La destitution de Barthélémy Dias de son poste de maire de Dakar marque un nouveau rebondissement dans le paysage politique sénégalais.
Après avoir perdu son mandat de député à la suite de sa condamnation pour homicide, cette dernière décision administrative renforce une bataille politique et judiciaire qui s’annonce intense.
La perte de son mandat municipal fait suite à l’application stricte des dispositions du Code général des Collectivités territoriales, qui stipule qu’un élu condamné pour un crime ou un délit impliquant une peine privative de liberté est déchu de ses fonctions.
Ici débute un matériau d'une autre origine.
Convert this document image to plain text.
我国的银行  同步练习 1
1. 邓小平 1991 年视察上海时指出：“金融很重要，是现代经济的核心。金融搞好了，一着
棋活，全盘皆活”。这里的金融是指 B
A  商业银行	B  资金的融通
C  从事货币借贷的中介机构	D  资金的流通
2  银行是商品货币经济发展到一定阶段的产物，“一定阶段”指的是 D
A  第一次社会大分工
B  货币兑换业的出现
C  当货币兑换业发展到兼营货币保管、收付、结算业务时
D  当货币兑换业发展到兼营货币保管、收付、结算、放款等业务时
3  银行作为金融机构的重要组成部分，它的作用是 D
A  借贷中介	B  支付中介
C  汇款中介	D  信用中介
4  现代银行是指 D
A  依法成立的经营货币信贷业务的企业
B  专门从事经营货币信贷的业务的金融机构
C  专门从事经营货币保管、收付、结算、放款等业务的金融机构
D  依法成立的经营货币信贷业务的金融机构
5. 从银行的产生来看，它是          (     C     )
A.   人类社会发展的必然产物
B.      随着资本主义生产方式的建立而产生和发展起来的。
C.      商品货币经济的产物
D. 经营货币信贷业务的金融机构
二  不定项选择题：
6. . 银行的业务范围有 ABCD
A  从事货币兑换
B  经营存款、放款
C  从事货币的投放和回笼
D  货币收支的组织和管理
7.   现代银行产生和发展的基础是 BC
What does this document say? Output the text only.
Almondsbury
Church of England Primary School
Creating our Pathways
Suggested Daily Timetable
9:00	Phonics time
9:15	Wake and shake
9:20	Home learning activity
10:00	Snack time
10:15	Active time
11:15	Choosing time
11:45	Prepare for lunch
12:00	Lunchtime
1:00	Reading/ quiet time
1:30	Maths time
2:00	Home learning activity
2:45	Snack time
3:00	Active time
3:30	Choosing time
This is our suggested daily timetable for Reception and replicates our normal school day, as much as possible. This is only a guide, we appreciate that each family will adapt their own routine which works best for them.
Cependant, Barthélémy Dias et ses soutiens dénoncent une instrumentalisation politique de la justice.Dias considère sa destitution comme une « forfaiture » et accuse les autorités d’utiliser des moyens légaux pour écarter des opposants politiques.
Sa promesse de mener une bataille judiciaire prolongée reflète non seulement sa détermination à retrouver son poste, mais aussi son rôle central dans l’opposition sénégalaise, notamment au sein de la coalition Yewwi Askan Wi, dirigée en partie par Ousmane Sonko.
Selon les analystes, cette affaire pourrait exacerber les divisions entre le gouvernement et l’opposition, déjà marquées par des accusations réciproques de manœuvres politiques et d’instrumentalisation des institutions.
En tant que figure populaire et controversée, Barthélémy Dias pourrait mobiliser ses partisans dans la rue, ce qui pourrait raviver des tensions sociales.
Pour regagner son poste, Barthélémy Dias devra convaincre les juridictions nationales, voire internationales, que sa destitution est infondée.